Science needs to diversify and take more risks to achieve its maximum potential, researchers argue.
By Nathan Collins
A scientist examining cells in a 96-well plate. (Photo: Dan Kitwood/Getty Images/Cancer Research UK)
In an era awash in data, scientists have begun to analyze something they’ve never really looked at before: science itself. Abstract though that may sound, the science of science could have an oddly practical application, at least in theory—namely, providing funding agencies like the National Science Foundation with a better idea of which research proposals will work and which won’t. That objective takes on special significance, what with the future of science in the United States decidedly uncertain—but it probably won’t work, a new essay argues. Indeed, insisting otherwise could hinder the progress of scientific research.

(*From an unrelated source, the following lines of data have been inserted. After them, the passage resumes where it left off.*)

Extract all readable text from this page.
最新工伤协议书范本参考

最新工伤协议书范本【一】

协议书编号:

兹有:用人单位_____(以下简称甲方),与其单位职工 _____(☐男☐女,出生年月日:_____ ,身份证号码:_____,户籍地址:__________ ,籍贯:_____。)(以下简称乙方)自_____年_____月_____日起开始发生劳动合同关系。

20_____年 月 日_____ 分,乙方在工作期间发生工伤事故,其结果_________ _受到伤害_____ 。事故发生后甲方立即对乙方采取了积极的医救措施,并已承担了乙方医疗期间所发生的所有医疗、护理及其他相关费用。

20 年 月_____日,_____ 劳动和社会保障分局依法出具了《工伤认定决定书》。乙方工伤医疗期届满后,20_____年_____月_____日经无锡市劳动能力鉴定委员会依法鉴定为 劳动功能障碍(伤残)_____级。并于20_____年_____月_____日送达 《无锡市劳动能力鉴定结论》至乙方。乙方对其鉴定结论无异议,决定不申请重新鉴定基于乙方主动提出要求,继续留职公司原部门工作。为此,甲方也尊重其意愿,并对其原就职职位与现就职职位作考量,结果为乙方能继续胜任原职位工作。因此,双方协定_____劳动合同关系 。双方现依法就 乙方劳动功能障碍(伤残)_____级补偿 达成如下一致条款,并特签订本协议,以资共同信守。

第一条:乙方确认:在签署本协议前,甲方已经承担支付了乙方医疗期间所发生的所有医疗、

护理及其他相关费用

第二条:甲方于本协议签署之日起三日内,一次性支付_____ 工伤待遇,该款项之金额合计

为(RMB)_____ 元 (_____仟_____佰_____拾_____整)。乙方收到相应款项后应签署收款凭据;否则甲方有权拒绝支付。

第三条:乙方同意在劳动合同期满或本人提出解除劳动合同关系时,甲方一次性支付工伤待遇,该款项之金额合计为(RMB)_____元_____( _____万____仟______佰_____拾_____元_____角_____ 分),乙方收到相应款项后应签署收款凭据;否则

“If we want to make science more productive for society … then we should be using science itself to see how to achieve that goal,” says Aaron Clauset. Unfortunately, he and co-authors Daniel Larremore and Roberta Sinatra argue, our hopes for predicting the future of science do not necessarily match our abilities.
“Science is very unpredictable,” Clauset says, at least in some respects. The distribution of citations, for example, turns out to be quite predictable: It’s a power law, meaning only a handful of papers get cited thousands (or even hundreds of thousands) of times, while the vast majority are cited only a few times, if at all. To be blunt: Most published research has little to no influence on the future of science.
Another predictable—maybe deceptively predictable—feature of science: “Chances are, your best-cited paper happens early in your career,” Clauset says. The usual (but rarely tested explanation) is that young people are just smarter, but that’s wrong; really, they just publish more than older researchers. While that means more researchers will hit upon their most influential ideas when they’re young, some won’t do so until later in their careers, and there’s no way to know who’s the next wunderkind or even which scientific endeavor will pan out.
“Chances are, your best-cited paper happens early in your career.”
Not that there aren’t people trying to sort it out. With the explosion of data on scientific research, there are those who try to predict which projects will prove successful. There’s even a service now that aims to predict a study’s importance before it’s published — with the idea that reviewers could incorporate that knowledge into their reviews.
But a service like that could be dangerous, Clauset says. Such predictions are based on what a scientist has done in the past, especially the recent past, meaning that whether a paper gets published or whom the National Science Foundation decides to fund depends in part on whether a researcher has already publishedsomething influential. The assumption underlying those choices, however, is that people who’ve already done influential work will continue to do so—and that flies in the face of what we actually know about scientific progress.
Worse, algorithms of that sort could create feedback loops that hurt young scientists, researchers from underrepresented groups, and those with high-risk but potentially high-reward ideas. In fact, there’s already been a trend toward funding lower-risk projects, which Clauset likens to an overly safe investment portfolio, and, just as in investments, the better alternative is to diversify: Weed out the proposals that don’t meet certain basic requirements, then pick at random which of the rest to fund.
“If we accept the fact that science is inherently unpredictable, it will open up room for individuals to be different from each other,” Clauset says. “If we buy into this, it suggests an entirely different approach to funding science”—one that might be better not just for scientists, but for all of us.